Je te porte, j'aime que tu sois lourd.
Mes yeux glissent sur la tranche, blanche, jaune,
et d'un ongle prudent je fais claquer tes pages.
Mes mains, encore elles, t'entourent,
caressent les promesses de réponses que tu portes sur le dos.
Je ne t'ouvre pas encore, j'ai le temps.
Je te garde là, tout contre mon cœur,
et t'emmène chez moi, à deux pas du bonheur…
Voilà que tu me tentes, posé là, au milieu d'autres mots
sur des papiers qui volent et se cachent, pour qui...pour quoi…
Lentement, j'ouvre la porte vers tes propositions de voyages,
sous ton habit je découvre ton histoire.
Je reste longtemps avec toi, tu ne veux pas me laisser tranquille,
tu t'offres et je ne résiste pas.
Mes yeux s'accrochent à tes lignes, mon esprit se nourrit
encore et encore, insatiable est-il, de la force du trait de ton créateur.

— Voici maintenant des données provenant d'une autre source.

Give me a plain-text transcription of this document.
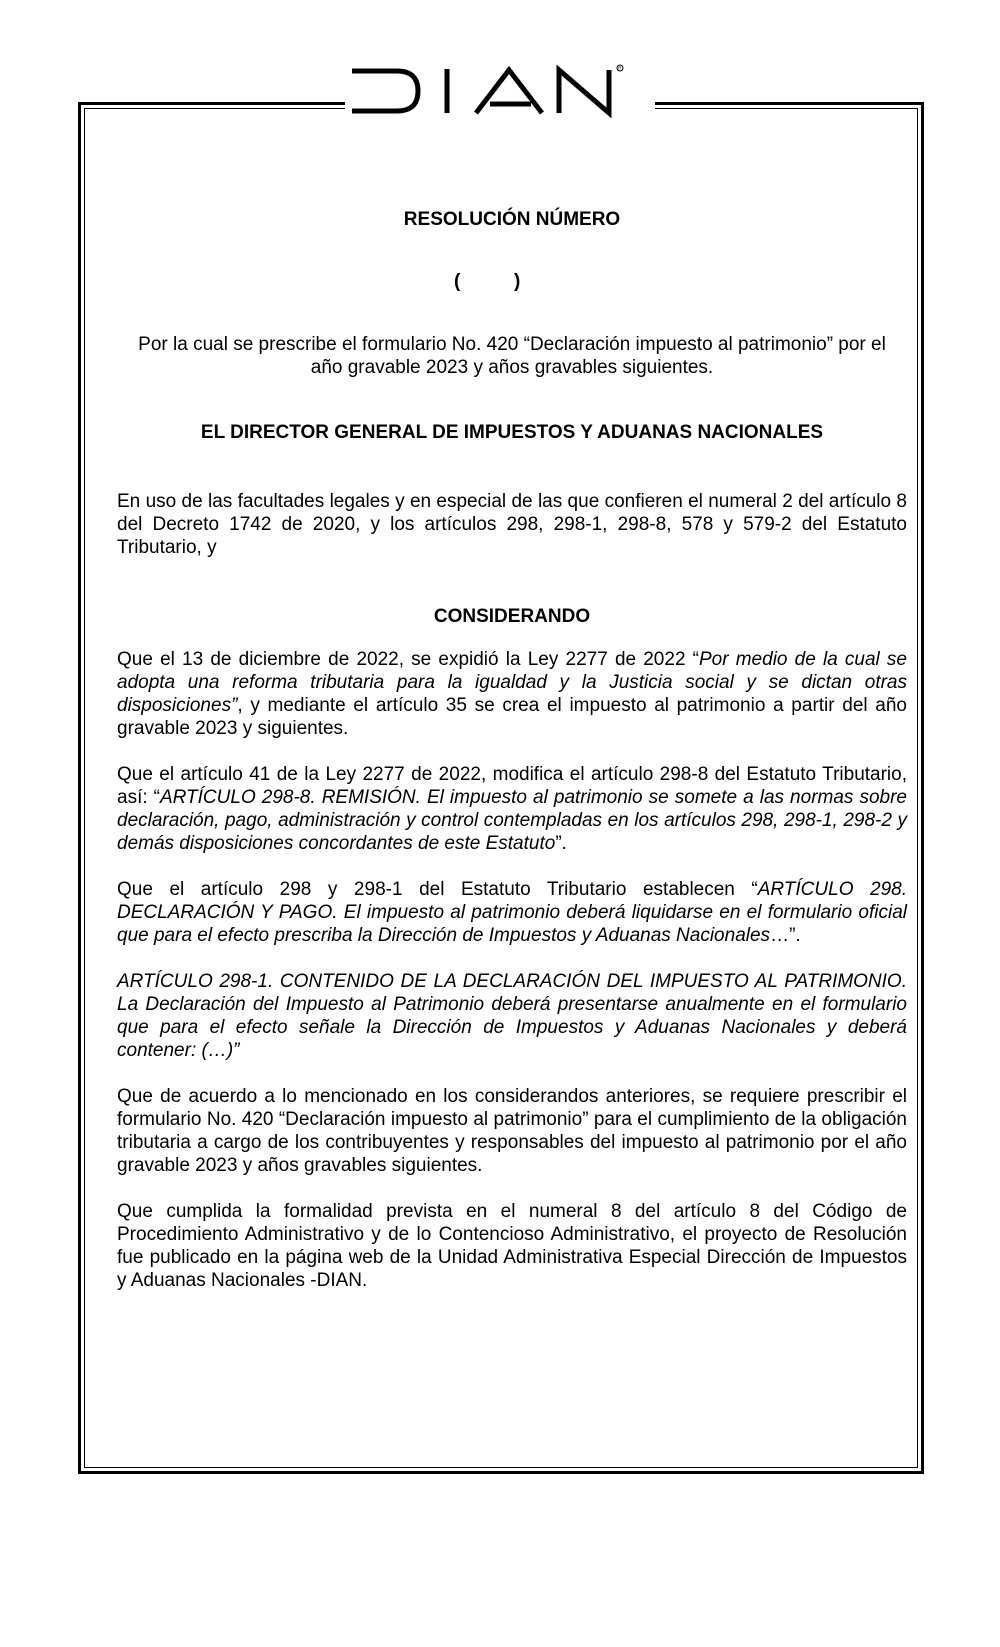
R
RESOLUCIÓN NÚMERO
(	)
Por la cual se prescribe el formulario No. 420 “Declaración impuesto al patrimonio” por el año gravable 2023 y años gravables siguientes.
EL DIRECTOR GENERAL DE IMPUESTOS Y ADUANAS NACIONALES
En uso de las facultades legales y en especial de las que confieren el numeral 2 del artículo 8 del Decreto 1742 de 2020, y los artículos 298, 298-1, 298-8, 578 y 579-2 del Estatuto Tributario, y
CONSIDERANDO

Que el 13 de diciembre de 2022, se expidió la Ley 2277 de 2022 “Por medio de la cual se adopta una reforma tributaria para la igualdad y la Justicia social y se dictan otras disposiciones”, y mediante el artículo 35 se crea el impuesto al patrimonio a partir del año gravable 2023 y siguientes.

Que el artículo 41 de la Ley 2277 de 2022, modifica el artículo 298-8 del Estatuto Tributario, así: “ARTÍCULO 298-8. REMISIÓN. El impuesto al patrimonio se somete a las normas sobre declaración, pago, administración y control contempladas en los artículos 298, 298-1, 298-2 y demás disposiciones concordantes de este Estatuto”.

Que el artículo 298 y 298-1 del Estatuto Tributario establecen “ARTÍCULO 298. DECLARACIÓN Y PAGO. El impuesto al patrimonio deberá liquidarse en el formulario oficial que para el efecto prescriba la Dirección de Impuestos y Aduanas Nacionales…”.

ARTÍCULO 298-1. CONTENIDO DE LA DECLARACIÓN DEL IMPUESTO AL PATRIMONIO. La Declaración del Impuesto al Patrimonio deberá presentarse anualmente en el formulario que para el efecto señale la Dirección de Impuestos y Aduanas Nacionales y deberá contener: (…)”

Que de acuerdo a lo mencionado en los considerandos anteriores, se requiere prescribir el formulario No. 420 “Declaración impuesto al patrimonio” para el cumplimiento de la obligación tributaria a cargo de los contribuyentes y responsables del impuesto al patrimonio por el año gravable 2023 y años gravables siguientes.

Que cumplida la formalidad prevista en el numeral 8 del artículo 8 del Código de Procedimiento Administrativo y de lo Contencioso Administrativo, el proyecto de Resolución fue publicado en la página web de la Unidad Administrativa Especial Dirección de Impuestos y Aduanas Nacionales -DIAN.
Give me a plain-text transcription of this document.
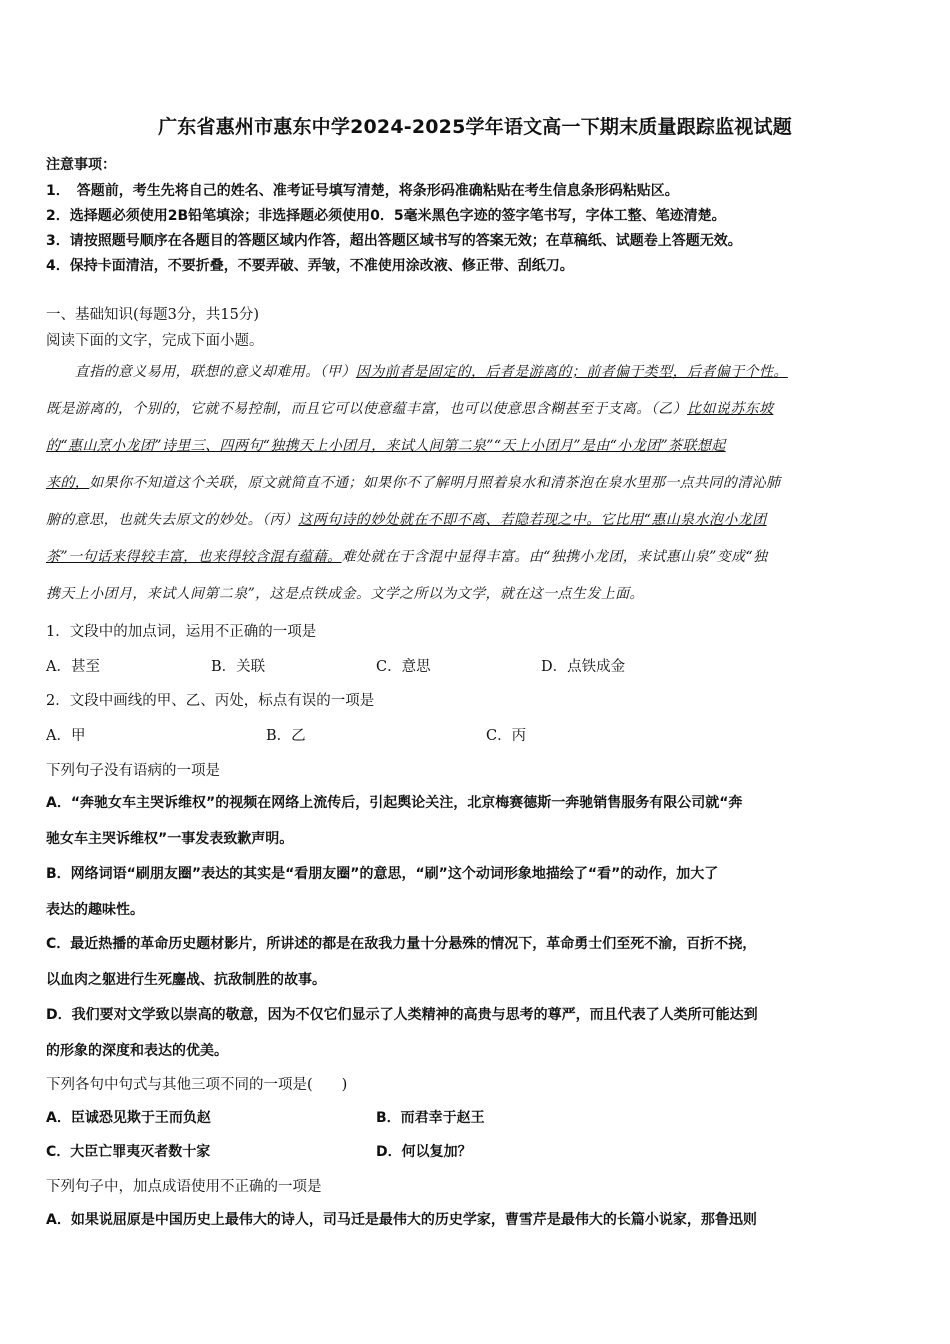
广东省惠州市惠东中学2024-2025学年语文高一下期末质量跟踪监视试题
注意事项：
1．　答题前，考生先将自己的姓名、准考证号填写清楚，将条形码准确粘贴在考生信息条形码粘贴区。
2．选择题必须使用2B铅笔填涂；非选择题必须使用0．5毫米黑色字迹的签字笔书写，字体工整、笔迹清楚。
3．请按照题号顺序在各题目的答题区域内作答，超出答题区域书写的答案无效；在草稿纸、试题卷上答题无效。
4．保持卡面清洁，不要折叠，不要弄破、弄皱，不准使用涂改液、修正带、刮纸刀。
一、基础知识(每题3分，共15分)
阅读下面的文字，完成下面小题。
　　直指的意义易用，联想的意义却难用。（甲）因为前者是固定的，后者是游离的；前者偏于类型，后者偏于个性。
既是游离的，个别的，它就不易控制，而且它可以使意蕴丰富，也可以使意思含糊甚至于支离。（乙）比如说苏东坡
的“惠山烹小龙团”诗里三、四两句“独携天上小团月，来试人间第二泉”“天上小团月”是由“小龙团”茶联想起
来的，如果你不知道这个关联，原文就简直不通；如果你不了解明月照着泉水和清茶泡在泉水里那一点共同的清沁肺
腑的意思，也就失去原文的妙处。（丙）这两句诗的妙处就在不即不离、若隐若现之中。它比用“惠山泉水泡小龙团
茶”一句话来得较丰富，也来得较含混有蕴藉。难处就在于含混中显得丰富。由“独携小龙团，来试惠山泉”变成“独
携天上小团月，来试人间第二泉”，这是点铁成金。文学之所以为文学，就在这一点生发上面。
1．文段中的加点词，运用不正确的一项是
A．甚至	B．关联	C．意思	D．点铁成金
2．文段中画线的甲、乙、丙处，标点有误的一项是
A．甲	B．乙	C．丙
下列句子没有语病的一项是
A．“奔驰女车主哭诉维权”的视频在网络上流传后，引起舆论关注，北京梅赛德斯一奔驰销售服务有限公司就“奔
驰女车主哭诉维权”一事发表致歉声明。
B．网络词语“刷朋友圈”表达的其实是“看朋友圈”的意思，“刷”这个动词形象地描绘了“看”的动作，加大了
表达的趣味性。
C．最近热播的革命历史题材影片，所讲述的都是在敌我力量十分悬殊的情况下，革命勇士们至死不渝，百折不挠，
以血肉之躯进行生死鏖战、抗敌制胜的故事。
D．我们要对文学致以崇高的敬意，因为不仅它们显示了人类精神的高贵与思考的尊严，而且代表了人类所可能达到
的形象的深度和表达的优美。
下列各句中句式与其他三项不同的一项是(　　)
A．臣诚恐见欺于王而负赵	B．而君幸于赵王
C．大臣亡罪夷灭者数十家	D．何以复加？
下列句子中，加点成语使用不正确的一项是
A．如果说屈原是中国历史上最伟大的诗人，司马迁是最伟大的历史学家，曹雪芹是最伟大的长篇小说家，那鲁迅则
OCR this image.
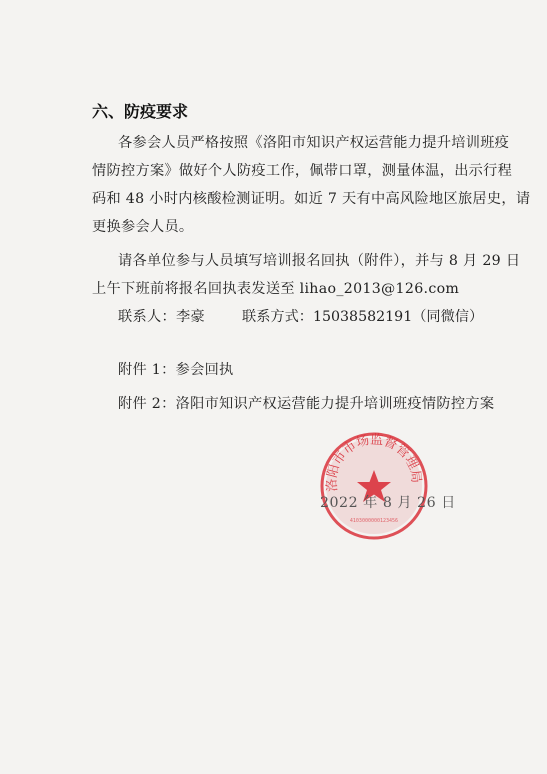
六、防疫要求
各参会人员严格按照《洛阳市知识产权运营能力提升培训班疫
情防控方案》做好个人防疫工作，佩带口罩，测量体温，出示行程
码和 48 小时内核酸检测证明。如近 7 天有中高风险地区旅居史，请
更换参会人员。
请各单位参与人员填写培训报名回执（附件），并与 8 月 29 日
上午下班前将报名回执表发送至 lihao_2013@126.com
联系人：李豪	联系方式：15038582191（同微信）
附件 1：参会回执
附件 2：洛阳市知识产权运营能力提升培训班疫情防控方案
洛阳市市场监督管理局
4103000000123456
2022 年 8 月 26 日
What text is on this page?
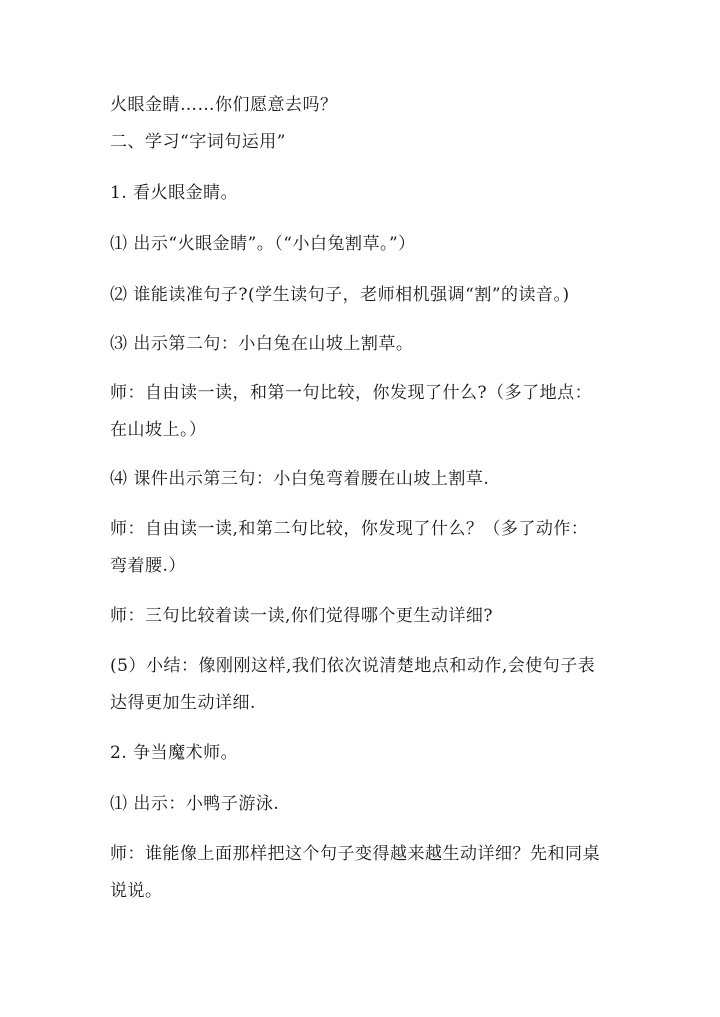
火眼金睛……你们愿意去吗？
二、学习“字词句运用”
1. 看火眼金睛。
⑴ 出示“火眼金睛”。（“小白兔割草。”）
⑵ 谁能读准句子?(学生读句子，老师相机强调“割”的读音。)
⑶ 出示第二句：小白兔在山坡上割草。
师：自由读一读，和第一句比较，你发现了什么?（多了地点：
在山坡上。）
⑷ 课件出示第三句：小白兔弯着腰在山坡上割草.
师：自由读一读,和第二句比较，你发现了什么？（多了动作：
弯着腰.）
师：三句比较着读一读,你们觉得哪个更生动详细?
(5）小结：像刚刚这样,我们依次说清楚地点和动作,会使句子表
达得更加生动详细.
2. 争当魔术师。
⑴ 出示：小鸭子游泳.
师：谁能像上面那样把这个句子变得越来越生动详细？先和同桌
说说。
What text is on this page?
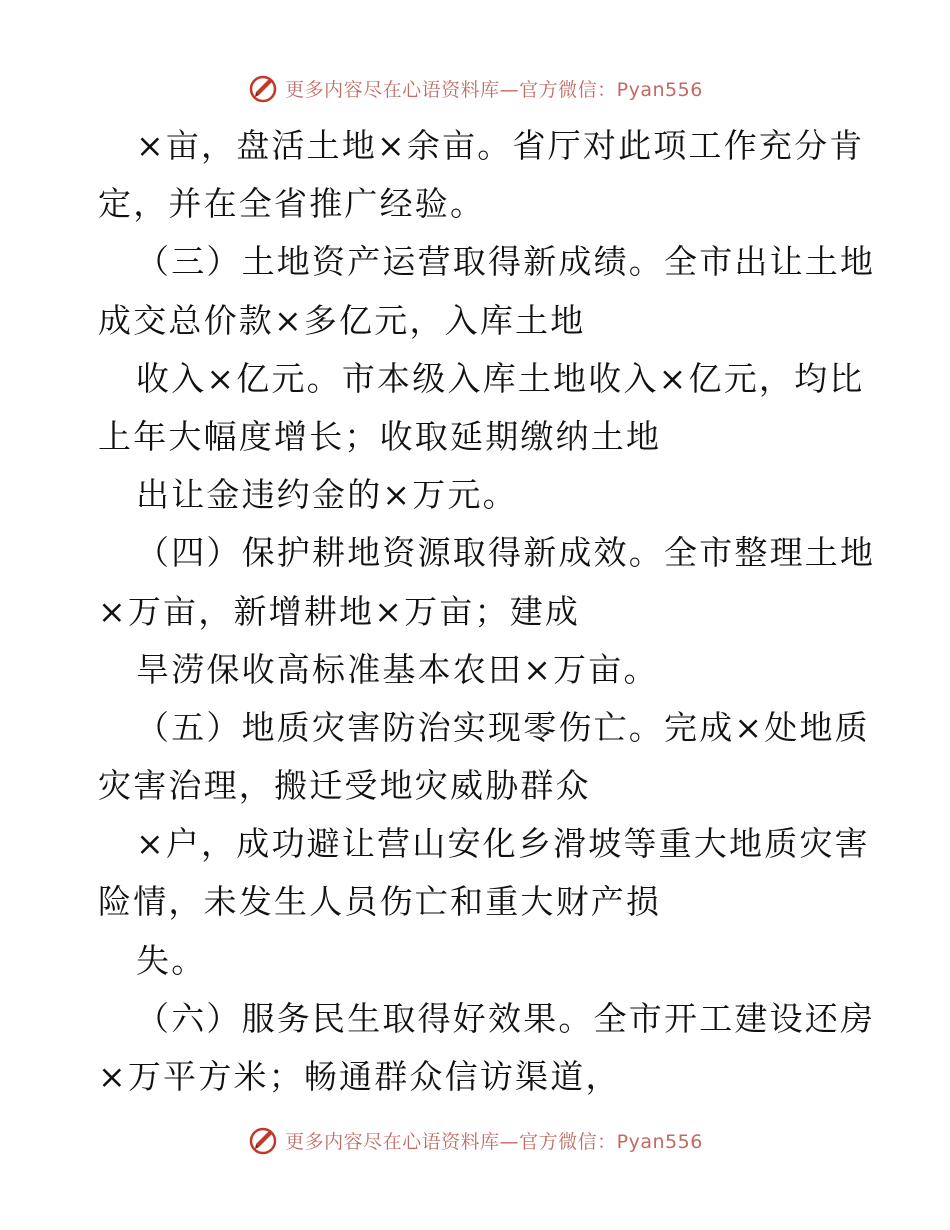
更多内容尽在心语资料库—官方微信：Pyan556
×亩，盘活土地×余亩。省厅对此项工作充分肯
定，并在全省推广经验。
（三）土地资产运营取得新成绩。全市出让土地
成交总价款×多亿元，入库土地
收入×亿元。市本级入库土地收入×亿元，均比
上年大幅度增长；收取延期缴纳土地
出让金违约金的×万元。
（四）保护耕地资源取得新成效。全市整理土地
×万亩，新增耕地×万亩；建成
旱涝保收高标准基本农田×万亩。
（五）地质灾害防治实现零伤亡。完成×处地质
灾害治理，搬迁受地灾威胁群众
×户，成功避让营山安化乡滑坡等重大地质灾害
险情，未发生人员伤亡和重大财产损
失。
（六）服务民生取得好效果。全市开工建设还房
×万平方米；畅通群众信访渠道，
更多内容尽在心语资料库—官方微信：Pyan556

Toi, le livre, si tu pouvais dire le frisson que donne ton auteur,
celui que tu portes et m'apportes, il saurait que j'attends encore de son œuvre.
Tu ne peux rien en ce sens, tu donnes tout, je prends.
Toi, l'objet, j'aime que tu sois lourd, de tes pages,
de ton encre, et de sens aussi.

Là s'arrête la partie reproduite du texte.